I tested with an virtual machine i386 with 8 gigas of ram (the virtual machine... I have a lot more ram)... so it was not because of memory... the hickups were also frequent...sometimes 4-5 minutes irresponsiveness

Today for testing purposes....I even watched an movie from the samba server of the raspberry on my pc. mkv 2016p sometimes the hickup arrive, but they take less time... most of the time no hickups (this is what I made to test the behavour of the raspberry...

still using the old mqtt that you made. I believe.... it works!

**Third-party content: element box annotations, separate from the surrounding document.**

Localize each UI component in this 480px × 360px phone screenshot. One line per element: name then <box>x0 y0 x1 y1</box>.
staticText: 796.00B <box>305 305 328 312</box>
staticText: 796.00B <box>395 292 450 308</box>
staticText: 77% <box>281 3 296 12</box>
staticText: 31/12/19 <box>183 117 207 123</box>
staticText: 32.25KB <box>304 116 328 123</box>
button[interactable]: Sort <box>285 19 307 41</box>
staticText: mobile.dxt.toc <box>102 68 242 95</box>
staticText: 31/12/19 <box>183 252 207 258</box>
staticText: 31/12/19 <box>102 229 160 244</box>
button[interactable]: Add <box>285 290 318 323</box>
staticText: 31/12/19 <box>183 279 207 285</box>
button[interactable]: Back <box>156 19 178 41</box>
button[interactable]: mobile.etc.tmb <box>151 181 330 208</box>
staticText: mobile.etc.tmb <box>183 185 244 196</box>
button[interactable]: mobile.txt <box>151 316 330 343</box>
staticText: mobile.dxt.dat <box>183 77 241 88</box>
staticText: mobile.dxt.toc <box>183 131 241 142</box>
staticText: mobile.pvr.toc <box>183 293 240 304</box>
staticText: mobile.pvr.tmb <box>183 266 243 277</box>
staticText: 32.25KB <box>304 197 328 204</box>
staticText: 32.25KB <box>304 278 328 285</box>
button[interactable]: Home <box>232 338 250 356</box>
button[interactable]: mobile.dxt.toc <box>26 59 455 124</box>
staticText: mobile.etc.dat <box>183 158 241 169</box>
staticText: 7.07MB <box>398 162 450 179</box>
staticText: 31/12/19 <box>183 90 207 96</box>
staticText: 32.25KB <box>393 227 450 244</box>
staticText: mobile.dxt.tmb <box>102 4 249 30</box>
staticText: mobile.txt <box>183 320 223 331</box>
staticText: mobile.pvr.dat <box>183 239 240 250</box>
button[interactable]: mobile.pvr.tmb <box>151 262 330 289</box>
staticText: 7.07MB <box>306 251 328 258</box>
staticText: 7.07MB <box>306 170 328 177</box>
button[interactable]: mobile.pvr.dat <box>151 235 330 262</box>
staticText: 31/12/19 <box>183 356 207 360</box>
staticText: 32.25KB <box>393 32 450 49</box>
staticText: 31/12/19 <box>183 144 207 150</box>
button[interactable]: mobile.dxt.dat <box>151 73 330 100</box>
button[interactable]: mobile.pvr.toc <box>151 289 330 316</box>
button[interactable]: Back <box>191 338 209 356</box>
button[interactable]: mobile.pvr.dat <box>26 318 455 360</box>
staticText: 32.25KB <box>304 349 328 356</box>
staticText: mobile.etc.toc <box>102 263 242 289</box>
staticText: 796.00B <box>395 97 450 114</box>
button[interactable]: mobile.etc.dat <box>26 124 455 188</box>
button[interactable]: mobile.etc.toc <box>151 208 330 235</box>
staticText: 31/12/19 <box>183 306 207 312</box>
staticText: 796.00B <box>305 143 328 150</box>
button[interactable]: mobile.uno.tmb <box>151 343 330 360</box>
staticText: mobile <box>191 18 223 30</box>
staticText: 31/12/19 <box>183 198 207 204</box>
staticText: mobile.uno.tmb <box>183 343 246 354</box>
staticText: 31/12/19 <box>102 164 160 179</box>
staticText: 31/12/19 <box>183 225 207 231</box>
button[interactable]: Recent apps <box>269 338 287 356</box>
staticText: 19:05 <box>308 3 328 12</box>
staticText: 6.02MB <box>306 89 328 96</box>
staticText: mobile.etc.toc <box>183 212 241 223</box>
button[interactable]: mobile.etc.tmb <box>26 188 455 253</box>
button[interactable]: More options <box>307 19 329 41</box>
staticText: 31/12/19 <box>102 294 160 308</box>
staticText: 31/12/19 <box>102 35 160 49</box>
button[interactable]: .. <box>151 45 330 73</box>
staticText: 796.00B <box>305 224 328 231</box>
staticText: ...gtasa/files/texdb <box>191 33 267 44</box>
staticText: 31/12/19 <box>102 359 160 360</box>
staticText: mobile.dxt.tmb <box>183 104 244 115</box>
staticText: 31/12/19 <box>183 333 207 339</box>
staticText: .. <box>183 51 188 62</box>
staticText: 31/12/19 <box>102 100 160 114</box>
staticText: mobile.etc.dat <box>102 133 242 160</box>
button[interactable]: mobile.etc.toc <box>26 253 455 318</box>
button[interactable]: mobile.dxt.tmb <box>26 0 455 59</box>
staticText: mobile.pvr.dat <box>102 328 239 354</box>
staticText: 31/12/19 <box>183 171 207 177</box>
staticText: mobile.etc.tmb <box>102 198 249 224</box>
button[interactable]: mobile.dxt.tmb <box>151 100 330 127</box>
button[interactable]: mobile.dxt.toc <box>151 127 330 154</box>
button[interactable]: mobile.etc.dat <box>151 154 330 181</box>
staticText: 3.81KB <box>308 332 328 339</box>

That log is from the Virtual machine with 8 gigas... not the raspberry... I used the pc to test if I needed to buy an NUC PC ... nop... it's similar, so I returned to raspberry, and it's fine now (cut from the outside... )

zambujal commented 3 years ago

still ok even with more data and more identities... :D the double!

zambujal commented 3 years ago

I tried the mosquitto normal client... and it took 2 minutes to get off the line, so it was not hackers... now I know why homeassistant forced sometimes to reboot my raspberry... it was allways the mosquito clent...

The deprecated client, is a lot more difficult to configure to work... don't know why... but it does the job 2 days without dropping... 3x the identities, and I am making some visual enhancements, like using images in homeassistant... I believe this problem is old... I saw an ton of people witrh the same thing... but... it works sometimes.,.. weird. Homeassistant doesn't crash but neither the mosquitto... it lingers ... this one is a lot more robust...

zambujal commented 3 years ago

The biggest problem is not that it failes

/bin/auth_srv.sh: line 14: echo: write error: Broken pipe /bin/auth_srv.sh: line 14: echo: write error: Broken pipe 1547936026: Socket error on client xxxxx, disconnecting.

The biggest problem is nothing reconnects after... and that is an problem.